Ahora descansa nuevamente en su velador y es el libro de cabecera de mi mamá. Espero yo que algún día sea el mío. Yo heredé de él una copia, estimo que la tercera o cuarta que comprara, y aunque sus notas al margen no siempre las entienda, me encanta saber lo que él pensaba en ese momento aunque sus conclusiones seguro cambiaran después. “Puedes leer este libro varias veces, pues en cada lectura encontrarás lecciones distintas. Este libro es un aprendizaje constante”, -me dijo en repetidas ocasiones.
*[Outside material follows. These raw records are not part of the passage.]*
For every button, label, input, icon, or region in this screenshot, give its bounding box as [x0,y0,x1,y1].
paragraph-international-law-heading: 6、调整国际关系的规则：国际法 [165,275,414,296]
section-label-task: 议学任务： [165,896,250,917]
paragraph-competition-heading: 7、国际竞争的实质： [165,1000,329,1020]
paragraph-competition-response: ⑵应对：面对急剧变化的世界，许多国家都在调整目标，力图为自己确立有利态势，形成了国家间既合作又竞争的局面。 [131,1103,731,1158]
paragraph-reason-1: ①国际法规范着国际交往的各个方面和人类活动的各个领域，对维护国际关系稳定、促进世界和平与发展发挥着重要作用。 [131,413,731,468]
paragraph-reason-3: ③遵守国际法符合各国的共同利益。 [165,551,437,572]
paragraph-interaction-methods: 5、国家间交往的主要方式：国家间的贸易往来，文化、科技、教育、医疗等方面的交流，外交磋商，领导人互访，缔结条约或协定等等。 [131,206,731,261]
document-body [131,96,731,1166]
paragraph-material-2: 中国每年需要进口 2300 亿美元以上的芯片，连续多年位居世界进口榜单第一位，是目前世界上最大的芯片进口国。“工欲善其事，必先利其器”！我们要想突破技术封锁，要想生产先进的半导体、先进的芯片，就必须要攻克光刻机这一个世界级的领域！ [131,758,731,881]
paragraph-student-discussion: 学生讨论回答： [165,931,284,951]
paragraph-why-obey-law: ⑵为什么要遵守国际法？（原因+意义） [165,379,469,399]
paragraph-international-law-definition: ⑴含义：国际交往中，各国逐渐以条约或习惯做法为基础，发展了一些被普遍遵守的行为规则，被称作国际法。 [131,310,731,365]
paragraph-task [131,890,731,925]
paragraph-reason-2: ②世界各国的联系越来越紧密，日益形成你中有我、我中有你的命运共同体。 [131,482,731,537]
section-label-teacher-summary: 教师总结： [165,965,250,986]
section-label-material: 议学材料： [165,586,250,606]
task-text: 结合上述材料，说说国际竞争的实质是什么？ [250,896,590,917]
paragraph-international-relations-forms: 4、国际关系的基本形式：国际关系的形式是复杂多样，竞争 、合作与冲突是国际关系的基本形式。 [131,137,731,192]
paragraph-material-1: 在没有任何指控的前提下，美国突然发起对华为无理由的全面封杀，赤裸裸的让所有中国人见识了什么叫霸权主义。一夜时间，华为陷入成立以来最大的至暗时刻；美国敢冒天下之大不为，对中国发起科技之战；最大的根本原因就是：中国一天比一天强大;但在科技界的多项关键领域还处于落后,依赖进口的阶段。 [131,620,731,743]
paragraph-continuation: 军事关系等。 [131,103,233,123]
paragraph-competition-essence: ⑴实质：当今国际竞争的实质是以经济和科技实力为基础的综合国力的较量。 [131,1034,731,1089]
Después de la muerte del Padre Dávila en 1999, mi papá se dedicó más que antes a la meditación y a la investigación de temas filosóficos que se volvían más y más profundos con el pasar de los años. Durante sus últimos 10 años de vida, los temas a explorar estaban más allá de mi capacidad de comprensión y solo me dedicaba a escucharlo con la esperanza de que algún rayo de luz me golpeara -pero así como con un bate- y me quedará grabada, aunque sea en el inconsciente, la lección que estaba intentando enseñarme.

Alrededor del 2014, nuestra amiga Mónica Reynoso inició un espacio de conversación y exploración de todo tipo de temas esotéricos donde mi papá se sentía muy a gusto.

Aquí coincidió con un grupo de curiosos investigadores como él, cada cual con diferentes intereses, pero todos abiertos a contemplar las ideas y pensamientos de los demás. Ahí consiguió gente con quien hablar de aquellos temas que lo sacudían y conocía nuevas teorías a investigar. No obstante, su sendero siempre fue espiritual y en todo lo que investigaba, él encontraba sólo mayor profundidad de ese mismo rumbo. Dios, la Madre Divina, era siempre la meta final y todo lo demás, únicamente el camino.

Fue siempre fiel a su maestro y trabajó activamente en AEA hasta los últimos días de su vida.

Mi papá se fue cuando se quiso ir, aprovechando la oportunidad de una gripe mundana. Antes de la decisión final, hasta tuvo la lucidez de preguntarle a mi mamá, -“¿Tú crees que puedes sobrevivir sola?” –“Sí, siempre y cuando tú me ayudes.” -le dijo ella aunque hubiera preferido que se quede. Él cerró los ojos y asintió. Después de eso, permaneció lo suficiente para que le pudiéramos decir cuánto lo queríamos, por nosotros más que por él mismo, y luego partió. Seguro el Padrecito lo esperaba a su llegada.

Mi papá encarnó con el Padrecito para su evolución, pero yo encarné con él para la mía. Las almas afines para la evolución de un espíritu encarnan juntas, esa es la verdad.